Patrick Watson, au bal des lucioles

Après le triple lancement-spectacle de l’album Adventures In Your Own Backyard au Corona en avril, Patrick Watson se produisait hier à Wilfrid, dans la série de prestige du FIJM (à l’heure et au lieu où chantera Liza Minnelli ce soir). Pas dehors en toute gratuité pour les multitudes comme en 2009. À l’intérieur, dans la grande place, à 52,77 $ le client. Qu’en penser ? Promotion ? Consécration ? Était-ce la grande occasion chic pour Patrick Watson, ce groupe qui porte le nom de son chanteur ?
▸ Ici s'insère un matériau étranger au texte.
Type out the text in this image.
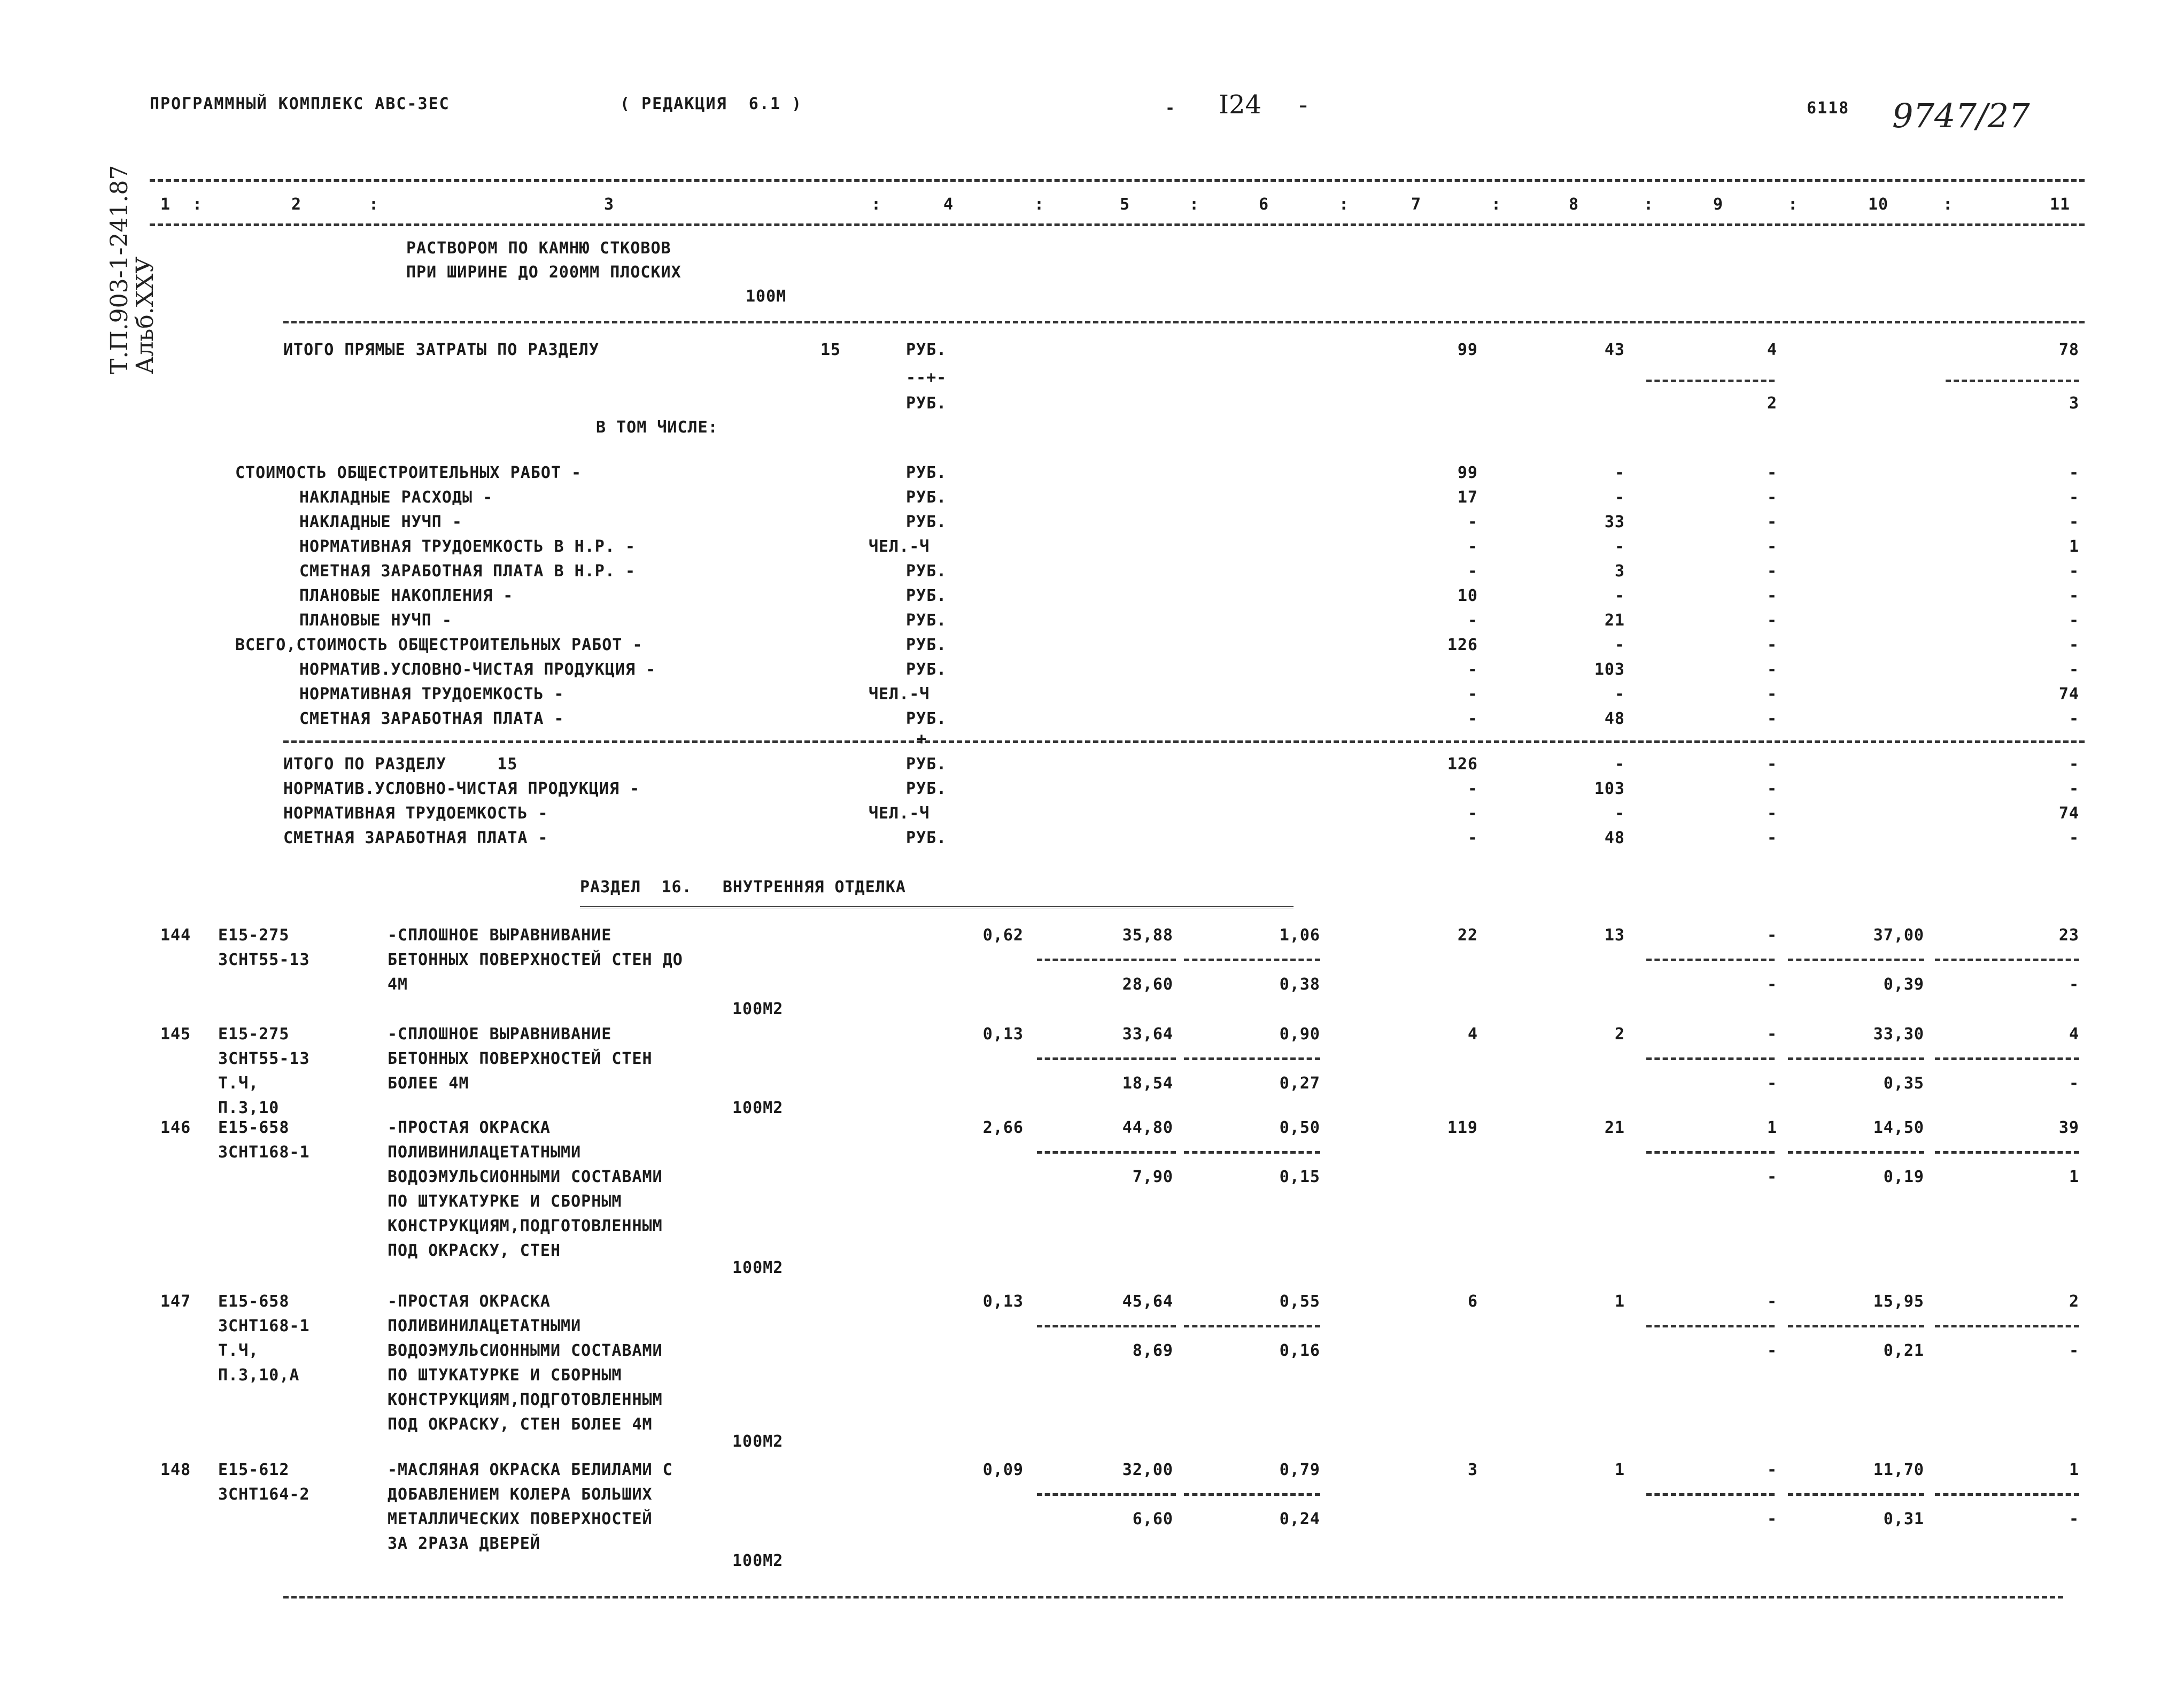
ПРОГРАММНЫЙ КОМПЛЕКС АВС-ЗЕС	( РЕДАКЦИЯ  6.1 )	- I24 -	6118 9747/27
Т.П.903-1-241.87
Альб.XXУ
1 :	2	:	3	:	4	:	5	:	6	:	7	:	8	:	9	:	10	:	11
РАСТВОРОМ ПО КАМНЮ СТКОВОВ
ПРИ ШИРИНЕ ДО 200ММ ПЛОСКИХ
100М
ИТОГО ПРЯМЫЕ ЗАТРАТЫ ПО РАЗДЕЛУ	15	РУБ.	99	43	4	78
--+-
РУБ.	2	3
В ТОМ ЧИСЛЕ:
СТОИМОСТЬ ОБЩЕСТРОИТЕЛЬНЫХ РАБОТ -	РУБ.	99	-	-	-
НАКЛАДНЫЕ РАСХОДЫ -	РУБ.	17	-	-	-
НАКЛАДНЫЕ НУЧП -	РУБ.	-	33	-	-
НОРМАТИВНАЯ ТРУДОЕМКОСТЬ В Н.Р. -	ЧЕЛ.-Ч	-	-	-	1
СМЕТНАЯ ЗАРАБОТНАЯ ПЛАТА В Н.Р. -	РУБ.	-	3	-	-
ПЛАНОВЫЕ НАКОПЛЕНИЯ -	РУБ.	10	-	-	-
ПЛАНОВЫЕ НУЧП -	РУБ.	-	21	-	-
ВСЕГО,СТОИМОСТЬ ОБЩЕСТРОИТЕЛЬНЫХ РАБОТ -	РУБ.	126	-	-	-
НОРМАТИВ.УСЛОВНО-ЧИСТАЯ ПРОДУКЦИЯ -	РУБ.	-	103	-	-
НОРМАТИВНАЯ ТРУДОЕМКОСТЬ -	ЧЕЛ.-Ч	-	-	-	74
СМЕТНАЯ ЗАРАБОТНАЯ ПЛАТА -	РУБ.	-	48	-	-
+
ИТОГО ПО РАЗДЕЛУ     15	РУБ.	126	-	-	-
НОРМАТИВ.УСЛОВНО-ЧИСТАЯ ПРОДУКЦИЯ -	РУБ.	-	103	-	-
НОРМАТИВНАЯ ТРУДОЕМКОСТЬ -	ЧЕЛ.-Ч	-	-	-	74
СМЕТНАЯ ЗАРАБОТНАЯ ПЛАТА -	РУБ.	-	48	-	-
РАЗДЕЛ  16.   ВНУТРЕННЯЯ ОТДЕЛКА
144 Е15-275
ЗСНТ55-13
-СПЛОШНОЕ ВЫРАВНИВАНИЕ
БЕТОННЫХ ПОВЕРХНОСТЕЙ СТЕН ДО
4М
100М2
0,62	35,88	1,06	22	13	-	37,00	23
28,60	0,38	-	0,39	-
145 Е15-275
ЗСНТ55-13
Т.Ч,
П.3,10
-СПЛОШНОЕ ВЫРАВНИВАНИЕ
БЕТОННЫХ ПОВЕРХНОСТЕЙ СТЕН
БОЛЕЕ 4М
100М2
0,13	33,64	0,90	4	2	-	33,30	4
18,54	0,27	-	0,35	-
146 Е15-658
ЗСНТ168-1
-ПРОСТАЯ ОКРАСКА
ПОЛИВИНИЛАЦЕТАТНЫМИ
ВОДОЭМУЛЬСИОННЫМИ СОСТАВАМИ
ПО ШТУКАТУРКЕ И СБОРНЫМ
КОНСТРУКЦИЯМ,ПОДГОТОВЛЕННЫМ
ПОД ОКРАСКУ, СТЕН
100М2
2,66	44,80	0,50	119	21	1	14,50	39
7,90	0,15	-	0,19	1
147 Е15-658
ЗСНТ168-1
Т.Ч,
П.3,10,А
-ПРОСТАЯ ОКРАСКА
ПОЛИВИНИЛАЦЕТАТНЫМИ
ВОДОЭМУЛЬСИОННЫМИ СОСТАВАМИ
ПО ШТУКАТУРКЕ И СБОРНЫМ
КОНСТРУКЦИЯМ,ПОДГОТОВЛЕННЫМ
ПОД ОКРАСКУ, СТЕН БОЛЕЕ 4М
100М2
0,13	45,64	0,55	6	1	-	15,95	2
8,69	0,16	-	0,21	-
148 Е15-612
ЗСНТ164-2
-МАСЛЯНАЯ ОКРАСКА БЕЛИЛАМИ С
ДОБАВЛЕНИЕМ КОЛЕРА БОЛЬШИХ
МЕТАЛЛИЧЕСКИХ ПОВЕРХНОСТЕЙ
ЗА 2РАЗА ДВЕРЕЙ
100М2
0,09	32,00	0,79	3	1	-	11,70	1
6,60	0,24	-	0,31	-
Pas du tout : plutôt le contraire. Quelque chose comme de la bonne franquette somptueuse. Quelque chose comme du grand luxe sans la moindre prétention. C’était comme si Wilfrid avait été transporté dans le grand loft où a été enregistré l’album. Pour que ce soit plus confortable. Une sorte de détournement ludique. C’était Wilfrid-Pelletier au service du plaisir pur de faire de la musique ensemble. Public inclus : on avait distribué 3000 « doigts lumineux », et chacun avait un rayon à pointer. « Why not ? », s’est exclamé Pat sous sa casquette, hilare, content de son coup : ça valait la dépense. Eh ! Un bal de lucioles jusqu’au troisième balcon !
Les jeux d’éclairages les plus savants, des projections extraordinaires, de grands écrans-cerceaux qui rappelaient le chronogyre de l’émission de science-fiction Au coeur du temps, une véritable pluie d’étoiles, ç’aurait pu être en d’autres mains une démonstration de savoir-faire, la marque d’un groupe qui se veut mondialement important. Mais non. Les rires en cascades de Pat dénonçaient toute velléité d’esbroufe : c’était rien que pour jouir des effets. Créer de la beauté, et puis en profiter ensemble, pour ainsi dire en famille.
Le grand carré de sable
Magie, oui, mais facultative. C’était pareil carré de sable pour les arrangements, à la fois poignants et luxuriants, qui mêlaient cuivres à la Morricone, cordes à la George Martin, chorale, pedal steel et mandoline jouées par l’invité Joe Grass, et mille modulations et crescendos à la… Patrick Watson. Pas un instant ces musiciens exceptionnels, Robbie Kuster aux percus, Simon Angell aux guitares, Mischka Stein à la basse, et tous ceux qui les entouraient, ne tiraient à eux la couverture : pas un solo autrement que pour le bien commun, rien qui ne soit entièrement dévolu à la beauté de l’ensemble. Y compris la merveilleuse voix de Patrick, falsetto unique au monde, et pourtant partie intégrante du groupe nommé Patrick Watson.
Les pizzicatos de Black Wind, la petite guitare qui devenait immense dans Step Out For A While, le pedal steel cinématographique dans The Things You Do, le bivouac autour d’un seul micro dans Into Giants, le vibraphone céleste dans Quiet Crowd, les cordes et les cuivres de mariachis dans Light House, tout était cadeau à la vie, ode au miracle d’être là, au grand bal des lucioles. En chemin vers le journal, j’ai pensé à Lhasa, à qui Adventures est dédié, à la pureté de son amour pour la musique. Et j’ai souri.
Bémol : j’ai été nettement moins convaincu par l’artiste de première partie, cet Emil Svanängen qui se fait appeler Loney Bear : l’approche bourdon privilégiée - infimes variations autour d’une seule et même note - est intéressante en soi, et le gars est certainement doté d’une voix hors du commun, mais après 50 minutes de butinage ininterrompu, ce sont mes oreilles qui bourdonnaient. Ramené par Pat le temps d’un duo dans l’air raréfié des harmonies haut-perchées, l’ami Emil s’est révélé capable de bien belles notes. Normal : chez Patrick Watson, on ne s’appartient plus. On joue pour jouer.